Bilim adamları atom bombasının bilgisine ulaştı ve bunu pentagona verdi, o da bunu insanların üzerine kullandı ve dünyanın lideri oldu. 

Firavun da böyleydi. Kendi zamanında o sihirbazlık bilgilerini halkın aleyhine kullanıyordu. Milletin gözünü boyuyorlardı. Musa da onların içinden çıktığı için 'Ben bunlara göstereceğim' dedi. Sihirbazları deşifre etmek için asayı yılan yapma numarasını öğrendi. Bunun bilgisine sahip oldu ve o bilgiyle onlara karşı koydu.
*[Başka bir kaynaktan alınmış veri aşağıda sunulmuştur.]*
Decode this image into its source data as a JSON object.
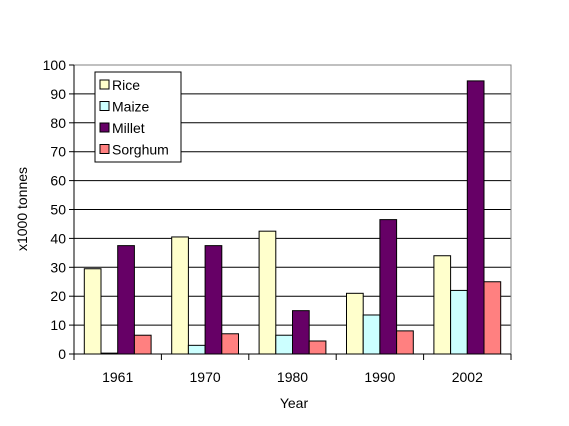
{
  "chart_data": {
    "type": "bar",
    "title": "",
    "xlabel": "Year",
    "ylabel": "x1000 tonnes",
    "categories": [
      "1961",
      "1970",
      "1980",
      "1990",
      "2002"
    ],
    "ylim": [
      0,
      100
    ],
    "yticks": [
      0,
      10,
      20,
      30,
      40,
      50,
      60,
      70,
      80,
      90,
      100
    ],
    "grid": "horizontal",
    "legend_position": "top-left",
    "series": [
      {
        "name": "Rice",
        "color": "#FFFFCC",
        "values": [
          29.5,
          40.5,
          42.5,
          21,
          34
        ]
      },
      {
        "name": "Maize",
        "color": "#CCFFFF",
        "values": [
          0.3,
          3,
          6.5,
          13.5,
          22
        ]
      },
      {
        "name": "Millet",
        "color": "#660066",
        "values": [
          37.5,
          37.5,
          15,
          46.5,
          94.5
        ]
      },
      {
        "name": "Sorghum",
        "color": "#FF8080",
        "values": [
          6.5,
          7,
          4.5,
          8,
          25
        ]
      }
    ]
  }
}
Baktı ki numara şu: Klasik bilgilerde de yer alır bunlar. Bizim Kayseri'de de sucuk yapımında kullanılan bağırsaklar vardır. Bu bağırsağı alıyorlar. İçini boşaltıp kurutuyorlar ve ona bir şekil veriyorlar ve üzerini de yılan gibi boyuyorlar. Tuttuğu zaman asa gibi duruyor. İçini de cıva ile dolduruyorlar. Sıcak bir yere attığın zaman hareket ediyor. Ve güya yılana dönüşüyor. Numara bu.
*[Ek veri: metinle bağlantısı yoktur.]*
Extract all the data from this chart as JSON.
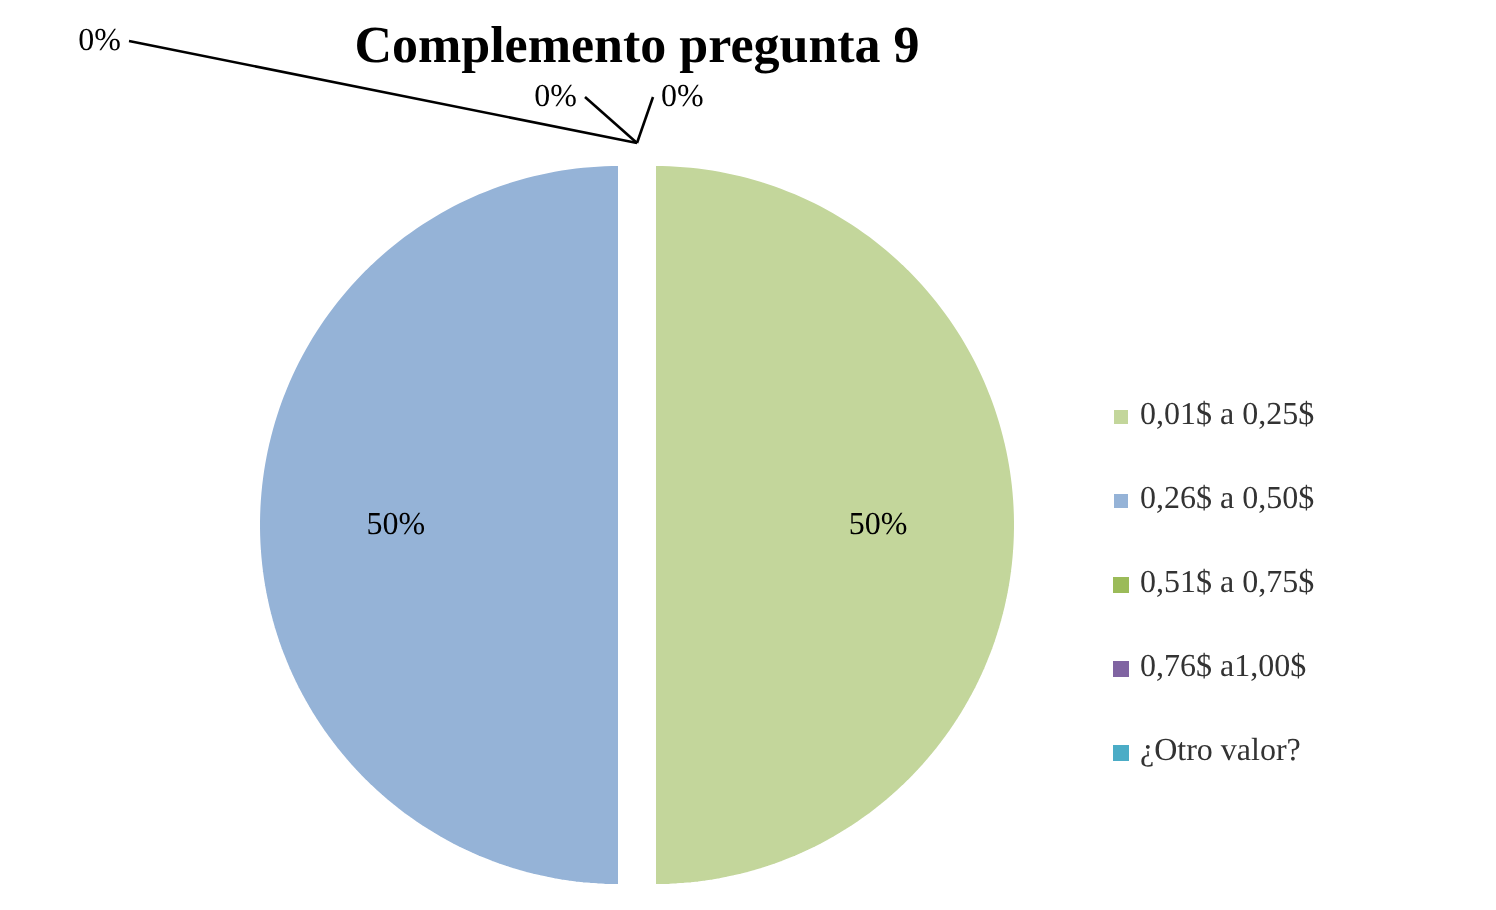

Bunun üzerine gidip meydan okuyor. 'Siz sahtekârlarsınız' diyor. Bilgi herkese açıktır. 'Herkes araştırıp bilgiye ulaşabilir' diyor. Allah kimseyi özel imtiyazlı yaratmamıştır' diyor. 'Aynını ben de yapacağım meydan okuyorum. Gelsinler Firavunun kendisi de gelsin aynısını bende yapacağım' diyor. 

Toplanıyorlar ve büyücüler numaralarını yapıyorlar. Sonra Musa'da atıyor asasını ve aynını yapıyor. Aslında Musa asasını atarken onlar onun rezil olacağını, bir şey yapamayacağını sanıyor.

Ancak gördükleri karşısında şok oluyorlar. Aynısını yapınca kendileri rezil oluyor, kahroluyor, tükeniyorlar. Halkın karşısında kendileri rezil oluyorlar. Bunun yarattığı etki karşısında tutunamıyorlar. Yoksa klasik tefsirlerde söylendiği gibi Musa'nın asası hepsini alıp yutmuyor."